Międzymorze (Myen-dzih-MOH-zheh): name for Józef Piłsudski's proposed federation of Poland, Lithuania, Belarus and Ukraine. The name may be rendered in English as "Tween-Seas": the federation was meant to emulate the Polish-Lithuanian Commonwealth, stretching from the Baltic Sea to the Black Sea, that — from the late 14th to the late 18th century — had united Poland and the Grand Duchy of Lithuania (the latter also incorporating Belarus and Ukraine).
The Polish-Lithuanian alliance had come about as a mutual response to a common threat from the Teutonic Order. It had been cemented by the personal union in 1386 of Poland's Queen Jadwiga and Lithuanian Grand Duke Jogaila, who became King Władysław Jagiełło of Poland. It had been further extended by the 1569 Union of Lublin, when the two states merged into a federation, the Polish-Lithuanian Commonwealth, which would remain until the late 17th century the largest state in Europe. Its combined resources enabled it to withstand the aggressions of the Teutonic Order, the Mongols, the Russians, the Turks and the Swedes, for four centuries, until the partitions of the weakened Polish-Lithuanian Commonwealth by its neighbors in the late 18th century.
It was Piłsudski's strategic goal to resurrect a modern form of the old Commonwealth, while working for the disintegration of the Russian Empire into its ethnic constituents (the latter was his Promethean project). The accomplishment of these ends — somewhat approximated, decades later, with the creation of the European Union, and with the abolition of the Soviet Union in 1991 — might have made Central Europe into a "Third Europe" invulnerable to Poland's historic antagonists, Germany and Russia.
Piłsudski's dream faced opposition from virtually all interested parties. The Soviets exerted their influence to thwart it. The western Allies feared that a weakened Germany and Russia might be unable to pay their First World War reparations and obligations, and that the European balance of power might be excessively altered by coordinated action among the newly independent countries. The Lithuanians, Ukrainians and other peoples that were invited to join a federation dreaded any compromise to their own cherished independence; in many cases they had reason to be wary, after recent wars and border conflicts with Poland (the Polish-Lithuanian War, Polish-Ukrainian War, and border conflicts between Poland and Czechoslovakia). Finally, many Polish politicians such as Roman Dmowski opposed the idea of a multi-cultural federation, preferring to work toward a nationalistic, ethnically-pure Poland. In the aftermath of the Polish-Soviet War, Piłsudski's concept of a federation of Central and East European countries lost any chance of realization. Less than two decades after he had broached the idea, and only four years after his death, all the countries that had so jealously been guarding their independence would once more be engulfed by their neigbors, Germany and the Soviet Union.

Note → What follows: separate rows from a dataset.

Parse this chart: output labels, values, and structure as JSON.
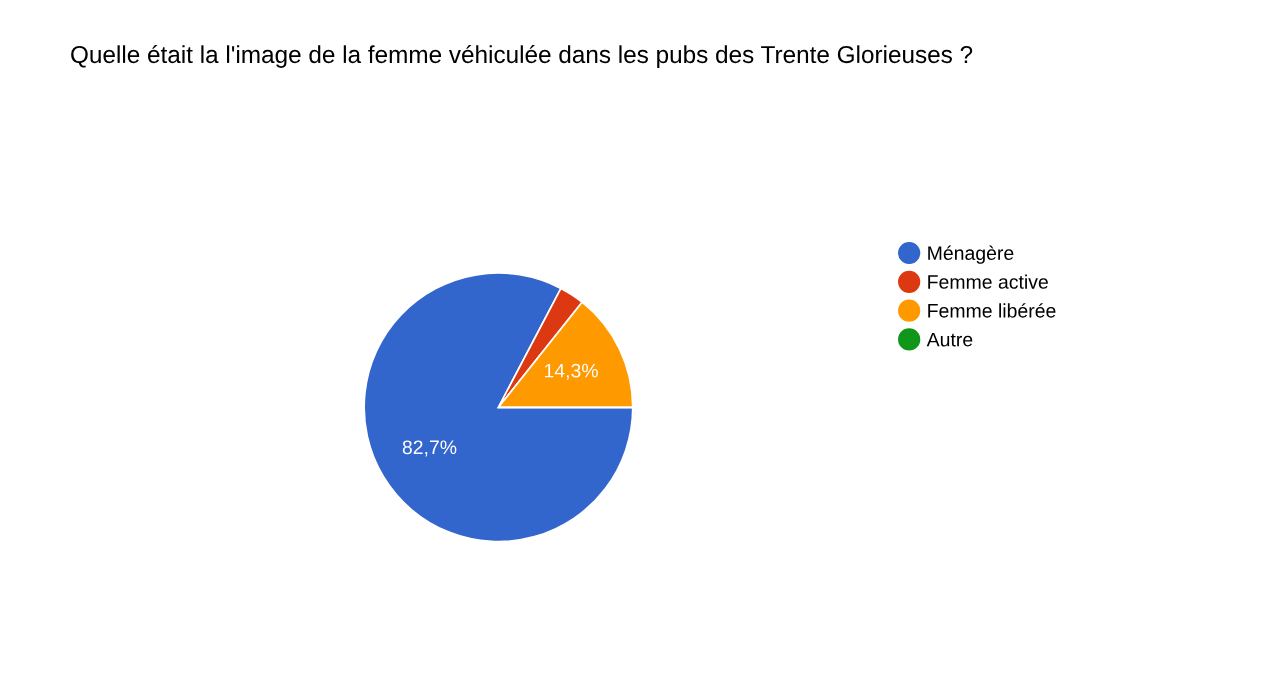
{
  "chart_data": {
    "type": "pie",
    "title": "Quelle était la l'image de la femme véhiculée dans les pubs des Trente Glorieuses ?",
    "categories": [
      "Ménagère",
      "Femme active",
      "Femme libérée",
      "Autre"
    ],
    "values": [
      82.7,
      3.0,
      14.3,
      0
    ],
    "colors": [
      "#3366cc",
      "#dc3912",
      "#ff9900",
      "#109618"
    ],
    "value_labels": [
      "82,7%",
      null,
      "14,3%",
      null
    ],
    "legend": "right"
  }
}
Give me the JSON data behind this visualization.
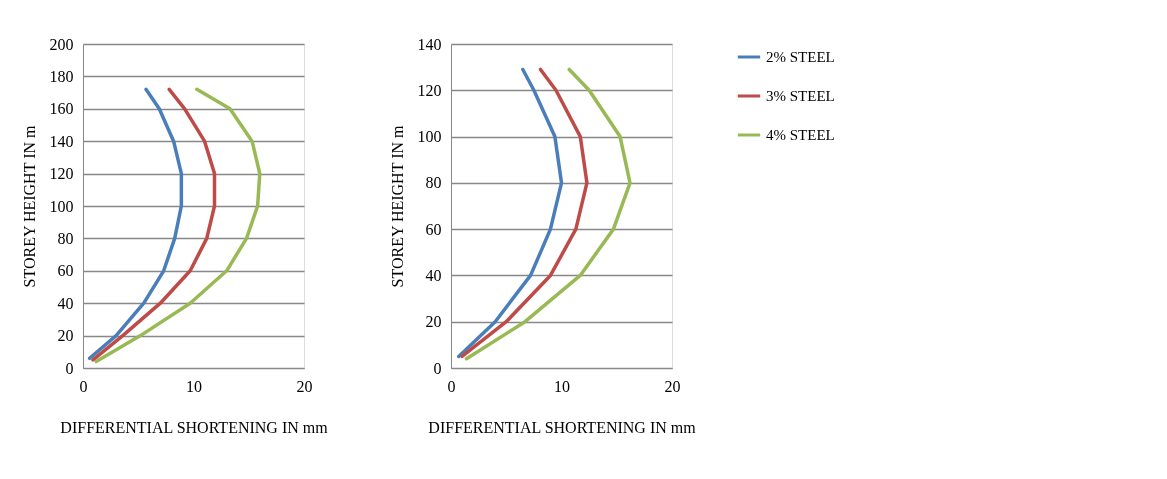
{
  "chart_data": [
    {
      "type": "line",
      "xlabel": "DIFFERENTIAL SHORTENING IN mm",
      "ylabel": "STOREY HEIGHT IN m",
      "xlim": [
        0,
        20
      ],
      "xticks": [
        0,
        10,
        20
      ],
      "ylim": [
        0,
        200
      ],
      "yticks": [
        0,
        20,
        40,
        60,
        80,
        100,
        120,
        140,
        160,
        180,
        200
      ],
      "grid": "y",
      "legend": "right",
      "marker": "none",
      "line_style": "solid",
      "series": [
        {
          "name": "2% STEEL",
          "color": "#4a7ebb",
          "x": [
            0.6,
            3.0,
            5.5,
            7.3,
            8.3,
            8.9,
            8.9,
            8.2,
            6.9,
            5.7
          ],
          "values": [
            6,
            20,
            40,
            60,
            80,
            100,
            120,
            140,
            160,
            172
          ]
        },
        {
          "name": "3% STEEL",
          "color": "#be4b48",
          "x": [
            0.9,
            3.6,
            7.0,
            9.7,
            11.2,
            11.9,
            11.9,
            11.0,
            9.2,
            7.8
          ],
          "values": [
            5,
            20,
            40,
            60,
            80,
            100,
            120,
            140,
            160,
            172
          ]
        },
        {
          "name": "4% STEEL",
          "color": "#98b954",
          "x": [
            1.2,
            5.2,
            9.7,
            13.0,
            14.8,
            15.8,
            16.0,
            15.3,
            13.3,
            10.3
          ],
          "values": [
            4,
            20,
            40,
            60,
            80,
            100,
            120,
            140,
            160,
            172
          ]
        }
      ]
    },
    {
      "type": "line",
      "xlabel": "DIFFERENTIAL SHORTENING IN mm",
      "ylabel": "STOREY HEIGHT IN m",
      "xlim": [
        0,
        20
      ],
      "xticks": [
        0,
        10,
        20
      ],
      "ylim": [
        0,
        140
      ],
      "yticks": [
        0,
        20,
        40,
        60,
        80,
        100,
        120,
        140
      ],
      "grid": "y",
      "legend": "right",
      "marker": "none",
      "line_style": "solid",
      "series": [
        {
          "name": "2% STEEL",
          "color": "#4a7ebb",
          "x": [
            0.7,
            4.0,
            7.2,
            9.0,
            10.0,
            9.4,
            7.5,
            6.5
          ],
          "values": [
            5,
            20,
            40,
            60,
            80,
            100,
            120,
            129
          ]
        },
        {
          "name": "3% STEEL",
          "color": "#be4b48",
          "x": [
            1.0,
            5.0,
            9.0,
            11.3,
            12.3,
            11.7,
            9.5,
            8.1
          ],
          "values": [
            5,
            20,
            40,
            60,
            80,
            100,
            120,
            129
          ]
        },
        {
          "name": "4% STEEL",
          "color": "#98b954",
          "x": [
            1.4,
            6.7,
            11.7,
            14.7,
            16.2,
            15.3,
            12.5,
            10.7
          ],
          "values": [
            4,
            20,
            40,
            60,
            80,
            100,
            120,
            129
          ]
        }
      ]
    }
  ]
}
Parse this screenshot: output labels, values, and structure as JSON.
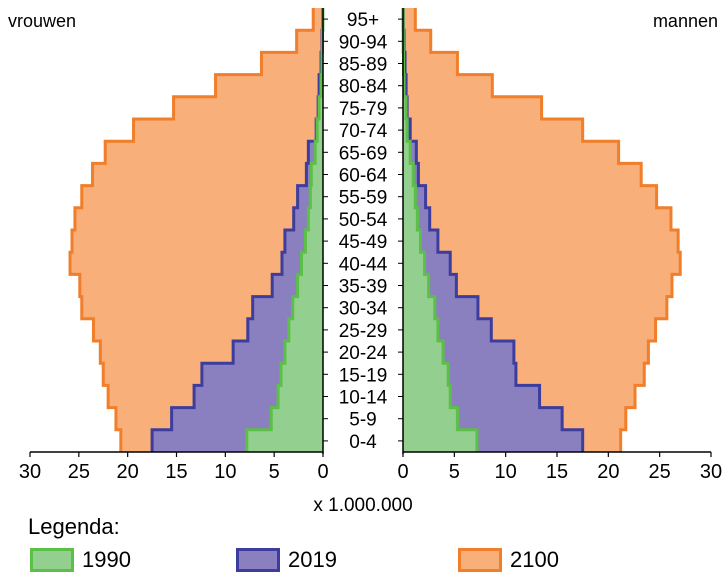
{
  "chart_data": {
    "type": "bar",
    "orientation": "population-pyramid",
    "side_labels": {
      "left": "vrouwen",
      "right": "mannen"
    },
    "unit_label": "x 1.000.000",
    "x_ticks_left": [
      "30",
      "25",
      "20",
      "15",
      "10",
      "5",
      "0"
    ],
    "x_ticks_right": [
      "0",
      "5",
      "10",
      "15",
      "20",
      "25",
      "30"
    ],
    "xlim": [
      0,
      30
    ],
    "categories": [
      "0-4",
      "5-9",
      "10-14",
      "15-19",
      "20-24",
      "25-29",
      "30-34",
      "35-39",
      "40-44",
      "45-49",
      "50-54",
      "55-59",
      "60-64",
      "65-69",
      "70-74",
      "75-79",
      "80-84",
      "85-89",
      "90-94",
      "95+"
    ],
    "series": [
      {
        "name": "1990",
        "color": "#93CF8E",
        "stroke": "#5CBF47",
        "vrouwen": [
          7.8,
          5.3,
          4.6,
          4.3,
          3.9,
          3.5,
          3.1,
          2.6,
          2.2,
          1.8,
          1.5,
          1.3,
          1.2,
          0.8,
          0.6,
          0.4,
          0.2,
          0.1,
          0.05,
          0.02
        ],
        "mannen": [
          7.2,
          5.3,
          4.6,
          4.4,
          3.9,
          3.4,
          3.1,
          2.5,
          2.1,
          1.7,
          1.4,
          1.2,
          1.0,
          0.7,
          0.4,
          0.3,
          0.1,
          0.05,
          0.02,
          0.01
        ]
      },
      {
        "name": "2019",
        "color": "#8A7FBF",
        "stroke": "#3D3D9E",
        "vrouwen": [
          17.5,
          15.5,
          13.2,
          12.4,
          9.2,
          7.7,
          7.2,
          5.2,
          4.2,
          3.9,
          3.0,
          2.6,
          1.7,
          1.5,
          0.7,
          0.5,
          0.4,
          0.2,
          0.1,
          0.04
        ],
        "mannen": [
          17.5,
          15.5,
          13.3,
          11.0,
          10.8,
          8.6,
          7.3,
          5.2,
          4.6,
          3.4,
          2.6,
          2.2,
          1.5,
          1.3,
          0.7,
          0.4,
          0.3,
          0.2,
          0.1,
          0.03
        ]
      },
      {
        "name": "2100",
        "color": "#F8AF79",
        "stroke": "#F07E2A",
        "vrouwen": [
          20.7,
          21.2,
          22.0,
          22.5,
          22.8,
          23.5,
          24.7,
          24.9,
          25.9,
          25.7,
          25.4,
          24.7,
          23.6,
          22.3,
          19.4,
          15.3,
          11.0,
          6.3,
          2.7,
          1.0
        ],
        "mannen": [
          21.2,
          21.7,
          22.6,
          23.5,
          23.9,
          24.6,
          25.7,
          26.2,
          27.0,
          26.8,
          26.1,
          24.7,
          23.2,
          21.0,
          17.5,
          13.5,
          8.7,
          5.3,
          2.7,
          1.2
        ]
      }
    ]
  },
  "legend": {
    "title": "Legenda:",
    "items": [
      "1990",
      "2019",
      "2100"
    ]
  }
}
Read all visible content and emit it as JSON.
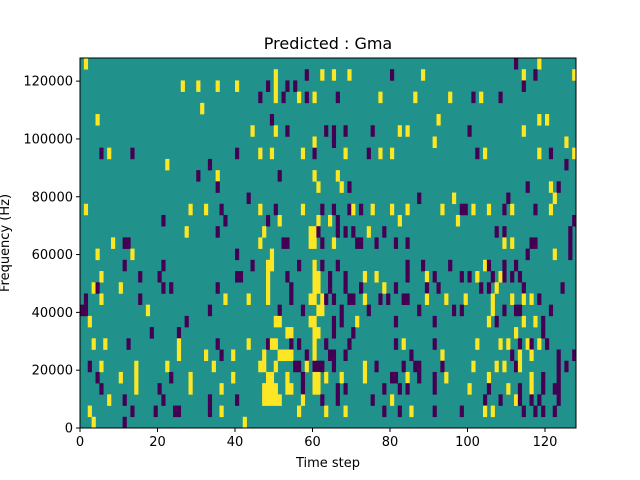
{
  "chart_data": {
    "type": "heatmap",
    "title": "Predicted : Gma",
    "xlabel": "Time step",
    "ylabel": "Frequency (Hz)",
    "xlim": [
      0,
      128
    ],
    "ylim": [
      0,
      128000
    ],
    "xticks": [
      "0",
      "20",
      "40",
      "60",
      "80",
      "100",
      "120"
    ],
    "yticks": [
      "0",
      "20000",
      "40000",
      "60000",
      "80000",
      "100000",
      "120000"
    ],
    "colormap": {
      "p": "#440154",
      ".": "#21918c",
      "y": "#fde725"
    },
    "legend_codes": {
      "p": "low",
      ".": "mid",
      "y": "high"
    },
    "rows_top_to_bottom": [
      ".y..............................................................................................................p.....y.........",
      "..................................................y.......p...y..y...y..........p.......y.........................y..p.........y",
      "..........................y...y....y....y.......p.y..p.p..........................................................p.............",
      "..............................................p...y.p...y.p.y.....p..........y........y........y.....p.y....p..................",
      "...............................y................................................................................................",
      "....y............................................p..........................................y.........................y.y......",
      "............................................y.....y..p.........p.p..p......p......y.y...............p.............y.............",
      "............................................................y....p.........................y.................................y.",
      ".....p.y.....p..........................p.....y..y.......y..p.......y.....p..y..y.....................p.y.............y..p.....y",
      "......................y..........p...........................................................................................p..",
      "..............................p....y...............p........y.....y.............................................................",
      "...................................p.........................y.....y.p.............................................p.....y.p....",
      "...........................................p...........................................p........y.............p...........y.....",
      ".y..........................y...y...p.........y...p......y....p..p...py.p..y....y...y........y....pp.y...y...p.y.....p...y....",
      ".....................p...............p..........p..y.........y..y.p...............y..............y.............................p",
      "...........................y.......p...........y...........yyp....p.p.p...y...p............................p.p................p",
      "........y..pp.................................y.....pp.....yy.p..y.....pp...p....p..p........................y.y....pp........p",
      "....y........y..........................p........y.................................................................p......y...p",
      "...........p.........p......................p...yy......p...y.p...p.................p...p......p........yp...p..p................",
      ".....y.........p....p...................pp......y....p......yy..p...p....y..y.......p....y.p......p.p.y...p.yp.p.p..............",
      "...yp.....y..........p.p...........p............y.....p.....yy..p...p...p.....y..p.......p..p..........p.p.y......p.........p....",
      ".p...y.........p.....................y.....y....y.....p....yy.yp.p...pp..y...p.p...pp....y....y....y......y....y..y.y.p........",
      "pp...............y...............p.................p.....p...yy....p......p............p........p.p.......y..p..pp.......p......",
      "..y........................p......................yy.......yy....p.p...y.........p.........p.............y.p......y..y.p.........",
      "..................p......p...........................yy.....yy...p....p.........................................y......p.........",
      "...y..y.....p............y.........p.......y....pyy...p.p...y..p.....p...........p.y.......p..........y.....y.y..p.yp.y.p.......",
      ".........................y......y...p..y.......y...yyyy...p.y...pp..p................p.......y.................p.y..y......p...p",
      "..p..y........y.......y...........y...........yy..y....pp.y.ppp..p.......y..p......p..pp.....p.......y.....y.y..py.........p.p...",
      "....p.....y...y........p....y..........y........yy...y...p..yy.y...y.....y......pp..y..p...p..y..........y..........y..p...p...",
      ".....p........y.....p.......y.......y..........yyyy..yy..p..yy....p.p.........p...p.p......p........y....p....y..p..y..p..pp....",
      ".......y...p.........p...........p......p......yyyyy.....y....p...p........p....y.......................p...p...yp..p.p....p.....",
      "..y..........p.....p....pp.......p..y...................y......y....y.........p...p..y.....p......p.....y.y.......p..p.p..p.....",
      "...y.......p..............................y..................................................................................."
    ]
  }
}
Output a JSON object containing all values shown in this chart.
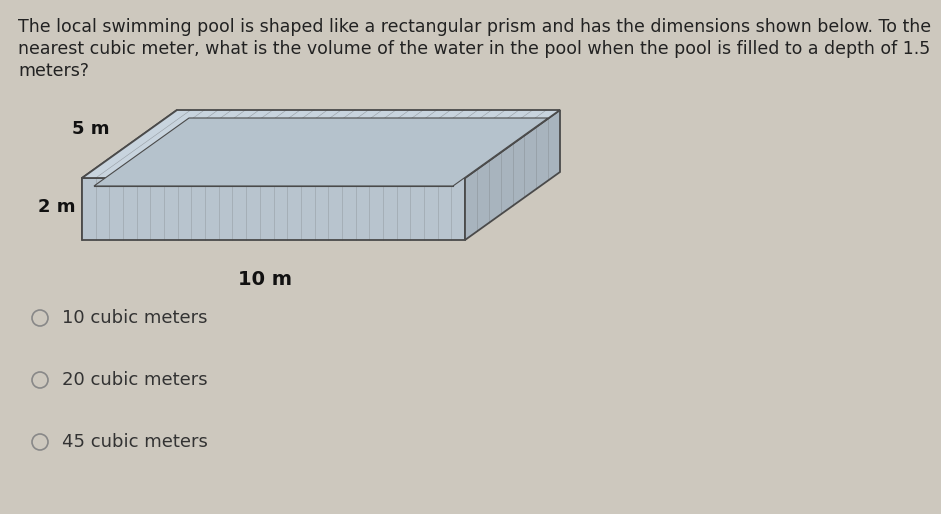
{
  "background_color": "#cdc8be",
  "question_text_line1": "The local swimming pool is shaped like a rectangular prism and has the dimensions shown below. To the",
  "question_text_line2": "nearest cubic meter, what is the volume of the water in the pool when the pool is filled to a depth of 1.5",
  "question_text_line3": "meters?",
  "question_fontsize": 12.5,
  "dim_5m": "5 m",
  "dim_2m": "2 m",
  "dim_10m": "10 m",
  "dim_fontsize": 13,
  "choices": [
    "10 cubic meters",
    "20 cubic meters",
    "45 cubic meters"
  ],
  "choice_fontsize": 13,
  "box_front_color": "#b8c4ce",
  "box_right_color": "#a8b4be",
  "box_top_color": "#c8d4de",
  "box_inner_color": "#b5c2cc",
  "box_edge_color": "#4a4a4a",
  "circle_color": "#888888"
}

A late version of the concept was attempted by interwar Polish Minister of Foreign Affairs Józef Beck, a Piłsudski protege. It envisioned a Central European union as also including Czechoslovakia, Hungary, Scandinavia, the Baltic states, Italy, Romania, Bulgaria, Yugoslavia and Greece: thus stretching not only west-east from the Baltic Sea to the Black Sea, but north-south from the Arctic Ocean to the Mediterranean Sea. Such a polity, comprising some 150 million central Europeans, with a common foreign policy, might have been a force to be reckoned with by Nazi Germany in the west and the Soviet Union in the east.